I’m not about to bust out a dictionary, but let’s discuss what these words mean in practice.

Activism is about showing up for justice, and in the name of justice. Folx have attached a lot of nasty connotations to this word, but there is ABSOLUTELY NOTHING wrong with being a person who is committed to showing up and working hard, in a consistent manner. There is nothing wrong with throwing down, in the interest of justice, with zero interest in being a planner or an architect of such moments. People should be described in whatever terms they prefer, because people have the right to define who they are, but there is nothing wrong with being an “activist” or a “protester” for that matter.

Nothing. Period.

The #NoDAPL water protecters are water protectors because that is the name they have chosen for themselves, and their work, but if they called themselves protesters or activists, would their work be less valid? Or is the act of throwing down what matters?

Organizing is a more complicated matter than simply throwing down or flexing a skill, and it should be named as such. One of my own mentors once asked me, “But aren’t we all organizers?”

My answer, as ever, is a resounding no.

Organizing sometimes means educating others, even though you have no obligation to do so. It means taking other people’s stances and feelings into account, even when they don’t resonate with your own, and realizing that no one shows up perfect to the revolution — including the past, present and future you. It’s about finding the line between having difficult conversations, to help people and communities move forward, and expecting people to simply show up where you’re at, because you’re tired of waiting for them to do so.

It’s okay to be tired and unwilling to indulge or even challenge people. But simply rejecting people’s behavior is not, in of itself, organizing, because organizing is a constructive act.

Being an organizer usually means realizing that this work pays you back in the form of community, purpose and the hope of something better, and can often detract from everything else. It’s work that ought to be materially compensated, but most of the time, it is a calling, not a career. It ought to be praised and credited, but usually isn’t. That’s just the way of things, and not everyone is going to find that tolerable.

Being an organizer is about understanding that, whenever possible, lateral critiques should be aimed at helping everyone — including you — to do better, rather than honing the membership of your clubhouse.

It’s about instigating change and creating momentum.

Not everyone will assume such a role and that’s fine. Some people would never want to, and I respect that. I hope such people choose to do something in the name of justice, but that work can take many, many shapes.

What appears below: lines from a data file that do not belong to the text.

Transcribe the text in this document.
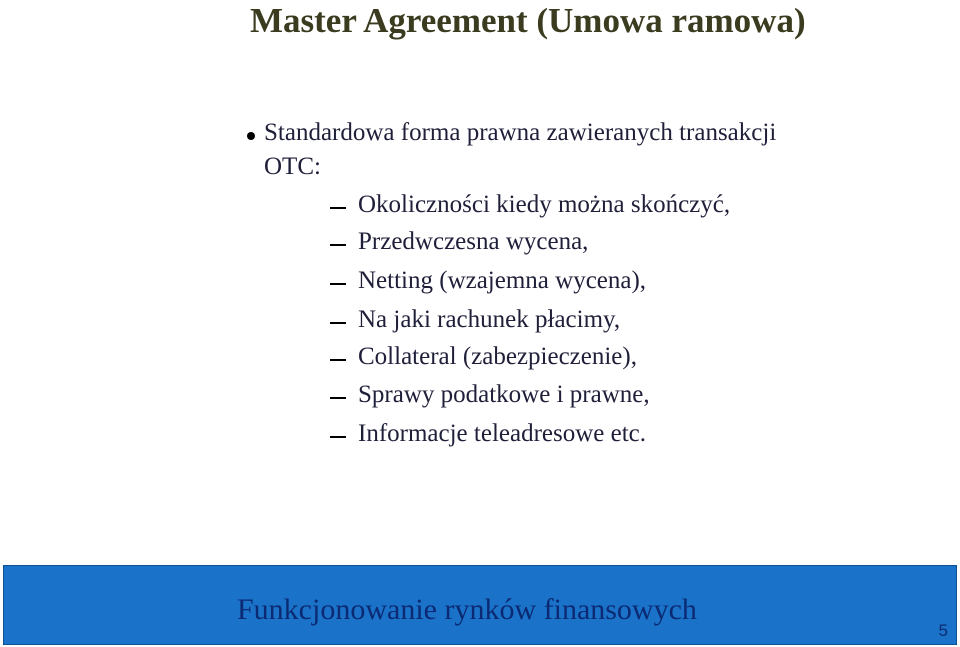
Master Agreement (Umowa ramowa)
Standardowa forma prawna zawieranych transakcji
OTC:
Okoliczności kiedy można skończyć,
Przedwczesna wycena,
Netting (wzajemna wycena),
Na jaki rachunek płacimy,
Collateral (zabezpieczenie),
Sprawy podatkowe i prawne,
Informacje teleadresowe etc.
Funkcjonowanie rynków finansowych
5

To be clear, no one is obligated to swing the door open to those who endanger others. I am not above boxing out individuals who can’t stop harming folx, because to me, declaring that someone isn’t disposable means that I’m not about to toss them into the lake, or into a cage. It DOES NOT mean that they are welcome in my living room. We have a natural right to protect ourselves, and to repel the antagonism of white supremacy, but ideas don’t spread without engagement. Part of real-world organizing is finding the line between productive dialogue and harms we simply cannot engage with. That’s not easy, but it is organizing.

I see no ethical or merit-based hierarchy between involuntary struggle, activism, and organizing, but if your work is mostly rooted in dragging folx and tearing people down, please don’t call yourself an organizer. Because what you’re doing is something else entirely. Whether it’s about branding or simply reveling in a sense of superiority, such “work” is not an effort to heal or build, and it sure as hell isn’t transformative.

Seriously, let’s ask ourselves: Are we trying to make change? And how do we really think that happens?

Bottom line: Ideological posturing won’t change the world, and no one should pretend otherwise.